GRUA PETER J 4
4 · Evolent Health, Inc. · Filed Jun 8, 2026
Research Summary
AI-generated summary of this filing
Evolent Health (EVH) Director Peter J. Grua Receives Restricted Stock Award
What Happened
Peter J. Grua, a director of Evolent Health, was granted 41,096 restricted stock units (RSUs) on June 4, 2026. The award was reported at $0.00 per share (standard for RSU grants), i.e., no cash purchase—this is a compensation award rather than a market transaction. The RSUs were granted under the Amended and Restated Evolent Health, Inc. 2015 Omnibus Incentive Compensation Plan.
Key Details
- Transaction date: June 4, 2026; Form 4 filed June 8, 2026 (within the typical two-business-day Form 4 window).
- Transaction type/code: A = Award/Grant.
- Shares granted: 41,096 RSUs at $0.00 (no cash exchanged).
- Vesting: RSUs vest on the earlier of June 4, 2027, or the Company’s 2027 annual meeting, subject to continued service (footnote F2).
- Post-transaction holdings: Not disclosed in this filing.
- Other footnotes: Grant pursuant to the 2015 Omnibus Incentive Plan (F1). Shares are held in a trust for Mr. Grua’s sole benefit; he is sole trustee with sole voting and dispositive power (F3).
Context
RSUs are a form of equity compensation that convert into shares if and when they vest; they do not represent an immediate market purchase or sale. Because vesting is conditioned on continued service, these awards are typically compensation incentives rather than direct signals of buying/selling intent. The trust arrangement indicates the awarded shares will be held for the director’s benefit, and he retains control over voting and disposition.
Insider Transaction Report
- Award
Class A Common Stock
[F1][F2]2026-06-04+41,096→ 63,075 total
- 60,668(indirect: By Trust)
Class A Common Stock
[F3]
Footnotes (3)
- [F1]Represents restricted stock units granted to Mr. Grua pursuant to the Amended and Restated Evolent Health, Inc. 2015 Omnibus Incentive Compensation Plan.
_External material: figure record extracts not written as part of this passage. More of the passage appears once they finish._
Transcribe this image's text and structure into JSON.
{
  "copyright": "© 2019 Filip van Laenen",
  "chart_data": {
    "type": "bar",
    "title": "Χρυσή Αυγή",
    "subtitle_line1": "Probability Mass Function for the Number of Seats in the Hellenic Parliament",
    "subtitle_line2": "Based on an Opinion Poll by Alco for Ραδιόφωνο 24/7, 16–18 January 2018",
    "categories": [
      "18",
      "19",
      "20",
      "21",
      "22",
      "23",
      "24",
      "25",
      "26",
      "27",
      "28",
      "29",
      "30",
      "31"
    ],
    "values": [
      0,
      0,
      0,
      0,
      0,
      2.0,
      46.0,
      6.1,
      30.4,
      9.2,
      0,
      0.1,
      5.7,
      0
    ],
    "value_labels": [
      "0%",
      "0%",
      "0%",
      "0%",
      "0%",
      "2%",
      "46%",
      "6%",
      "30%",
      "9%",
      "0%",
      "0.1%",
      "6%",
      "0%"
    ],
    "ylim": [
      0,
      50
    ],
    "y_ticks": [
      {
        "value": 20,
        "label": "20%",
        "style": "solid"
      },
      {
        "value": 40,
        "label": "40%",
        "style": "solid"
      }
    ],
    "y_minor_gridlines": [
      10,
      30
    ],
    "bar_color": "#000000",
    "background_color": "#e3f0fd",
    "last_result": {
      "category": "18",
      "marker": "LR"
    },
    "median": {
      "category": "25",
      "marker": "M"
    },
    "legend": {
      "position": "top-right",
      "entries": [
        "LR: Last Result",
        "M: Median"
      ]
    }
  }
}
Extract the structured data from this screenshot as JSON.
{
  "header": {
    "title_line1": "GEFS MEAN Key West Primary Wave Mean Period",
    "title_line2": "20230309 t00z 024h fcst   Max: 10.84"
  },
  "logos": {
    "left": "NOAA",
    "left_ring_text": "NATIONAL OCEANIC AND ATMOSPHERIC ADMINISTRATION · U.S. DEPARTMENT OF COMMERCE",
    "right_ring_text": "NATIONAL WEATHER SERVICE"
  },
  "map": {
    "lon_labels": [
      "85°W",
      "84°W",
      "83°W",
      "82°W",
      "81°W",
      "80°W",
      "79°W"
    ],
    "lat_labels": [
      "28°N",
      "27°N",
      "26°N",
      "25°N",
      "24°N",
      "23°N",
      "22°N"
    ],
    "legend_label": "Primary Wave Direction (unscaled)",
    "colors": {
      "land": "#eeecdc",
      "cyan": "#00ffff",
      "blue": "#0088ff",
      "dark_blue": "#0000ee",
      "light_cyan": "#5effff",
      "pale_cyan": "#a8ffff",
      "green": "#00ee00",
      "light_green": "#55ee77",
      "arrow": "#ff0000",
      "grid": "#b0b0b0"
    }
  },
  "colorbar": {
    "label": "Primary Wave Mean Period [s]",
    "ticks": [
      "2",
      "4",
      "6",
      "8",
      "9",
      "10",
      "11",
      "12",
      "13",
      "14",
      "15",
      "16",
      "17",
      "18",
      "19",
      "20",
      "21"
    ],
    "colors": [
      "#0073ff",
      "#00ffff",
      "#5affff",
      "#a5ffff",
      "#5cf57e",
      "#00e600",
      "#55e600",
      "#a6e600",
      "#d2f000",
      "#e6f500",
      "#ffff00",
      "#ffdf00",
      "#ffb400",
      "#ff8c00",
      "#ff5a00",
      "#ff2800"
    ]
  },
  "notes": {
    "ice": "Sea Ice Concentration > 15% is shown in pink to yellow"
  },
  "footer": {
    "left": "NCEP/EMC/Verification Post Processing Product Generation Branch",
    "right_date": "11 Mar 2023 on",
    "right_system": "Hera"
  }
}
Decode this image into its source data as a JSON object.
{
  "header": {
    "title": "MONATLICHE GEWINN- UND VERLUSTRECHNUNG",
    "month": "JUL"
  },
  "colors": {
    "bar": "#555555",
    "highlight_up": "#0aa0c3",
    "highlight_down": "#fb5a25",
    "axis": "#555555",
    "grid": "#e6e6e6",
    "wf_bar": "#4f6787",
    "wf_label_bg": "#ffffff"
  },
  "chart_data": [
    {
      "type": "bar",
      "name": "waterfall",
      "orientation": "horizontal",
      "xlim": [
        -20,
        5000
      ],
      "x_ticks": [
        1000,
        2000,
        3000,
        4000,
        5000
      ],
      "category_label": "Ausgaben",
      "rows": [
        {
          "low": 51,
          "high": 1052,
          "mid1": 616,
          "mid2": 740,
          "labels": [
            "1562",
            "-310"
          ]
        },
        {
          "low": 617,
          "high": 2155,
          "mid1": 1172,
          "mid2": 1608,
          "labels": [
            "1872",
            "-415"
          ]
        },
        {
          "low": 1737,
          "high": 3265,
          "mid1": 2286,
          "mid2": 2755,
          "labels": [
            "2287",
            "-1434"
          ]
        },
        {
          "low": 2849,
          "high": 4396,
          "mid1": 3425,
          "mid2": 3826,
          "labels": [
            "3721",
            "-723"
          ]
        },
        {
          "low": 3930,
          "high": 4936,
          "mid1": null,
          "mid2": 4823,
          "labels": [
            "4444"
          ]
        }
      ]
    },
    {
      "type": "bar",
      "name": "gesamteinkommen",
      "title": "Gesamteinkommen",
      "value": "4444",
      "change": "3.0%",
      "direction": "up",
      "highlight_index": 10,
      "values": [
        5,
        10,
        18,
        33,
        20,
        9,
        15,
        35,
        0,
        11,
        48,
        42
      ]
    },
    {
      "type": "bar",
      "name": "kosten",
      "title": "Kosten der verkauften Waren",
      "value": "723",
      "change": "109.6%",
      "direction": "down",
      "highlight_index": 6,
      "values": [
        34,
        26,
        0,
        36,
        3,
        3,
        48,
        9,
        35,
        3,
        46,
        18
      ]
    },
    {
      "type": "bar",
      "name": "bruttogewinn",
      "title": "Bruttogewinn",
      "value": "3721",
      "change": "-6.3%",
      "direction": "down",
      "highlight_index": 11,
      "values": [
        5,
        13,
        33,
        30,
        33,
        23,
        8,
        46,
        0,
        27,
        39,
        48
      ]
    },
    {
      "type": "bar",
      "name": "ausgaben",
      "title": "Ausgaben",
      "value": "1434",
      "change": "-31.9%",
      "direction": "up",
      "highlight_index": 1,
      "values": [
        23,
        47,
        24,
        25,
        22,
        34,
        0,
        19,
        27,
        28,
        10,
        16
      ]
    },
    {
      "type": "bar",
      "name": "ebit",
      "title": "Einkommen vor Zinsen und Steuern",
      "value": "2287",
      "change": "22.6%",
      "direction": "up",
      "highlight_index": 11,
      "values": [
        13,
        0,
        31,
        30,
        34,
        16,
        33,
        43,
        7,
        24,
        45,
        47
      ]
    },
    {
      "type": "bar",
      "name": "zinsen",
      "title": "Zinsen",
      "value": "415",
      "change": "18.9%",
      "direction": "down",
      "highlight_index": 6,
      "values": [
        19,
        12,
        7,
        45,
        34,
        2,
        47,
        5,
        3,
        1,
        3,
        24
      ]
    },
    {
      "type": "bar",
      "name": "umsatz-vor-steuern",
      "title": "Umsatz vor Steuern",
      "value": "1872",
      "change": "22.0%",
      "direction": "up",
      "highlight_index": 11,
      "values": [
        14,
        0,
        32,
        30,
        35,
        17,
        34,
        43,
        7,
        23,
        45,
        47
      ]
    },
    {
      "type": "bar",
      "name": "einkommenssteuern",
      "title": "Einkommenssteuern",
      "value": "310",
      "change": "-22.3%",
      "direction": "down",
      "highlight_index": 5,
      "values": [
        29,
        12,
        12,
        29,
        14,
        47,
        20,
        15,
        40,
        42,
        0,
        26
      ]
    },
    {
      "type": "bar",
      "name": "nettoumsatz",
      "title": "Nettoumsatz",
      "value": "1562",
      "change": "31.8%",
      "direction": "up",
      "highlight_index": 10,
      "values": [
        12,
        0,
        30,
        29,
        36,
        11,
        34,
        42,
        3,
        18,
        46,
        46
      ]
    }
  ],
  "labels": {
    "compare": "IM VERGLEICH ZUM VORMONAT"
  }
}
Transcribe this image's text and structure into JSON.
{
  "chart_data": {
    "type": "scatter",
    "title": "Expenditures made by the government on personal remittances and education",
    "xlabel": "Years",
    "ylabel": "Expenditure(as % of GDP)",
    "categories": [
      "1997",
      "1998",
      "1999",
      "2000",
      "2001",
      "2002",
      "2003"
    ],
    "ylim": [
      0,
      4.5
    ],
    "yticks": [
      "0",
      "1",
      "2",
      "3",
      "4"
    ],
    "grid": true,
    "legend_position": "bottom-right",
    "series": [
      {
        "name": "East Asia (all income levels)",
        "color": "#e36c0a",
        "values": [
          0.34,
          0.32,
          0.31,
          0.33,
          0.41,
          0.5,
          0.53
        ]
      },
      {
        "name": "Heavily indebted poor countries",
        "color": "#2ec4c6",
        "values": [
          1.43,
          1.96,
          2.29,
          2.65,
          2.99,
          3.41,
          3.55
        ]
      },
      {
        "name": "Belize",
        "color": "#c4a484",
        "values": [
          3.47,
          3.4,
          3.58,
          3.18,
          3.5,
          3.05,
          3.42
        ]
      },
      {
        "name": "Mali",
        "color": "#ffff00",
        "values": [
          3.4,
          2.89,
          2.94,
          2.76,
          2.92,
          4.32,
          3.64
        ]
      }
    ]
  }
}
- [F2]Securities vest on the earlier of June 4, 2027, and the date of the Company's 2027 annual meeting, subject to the reporting person's continued service on the vesting date.
- [F3]These shares are held in a trust for the sole benefit of the reporting person. The reporting person is the sole trustee of the trust and has sole voting and dispositive power over the shares.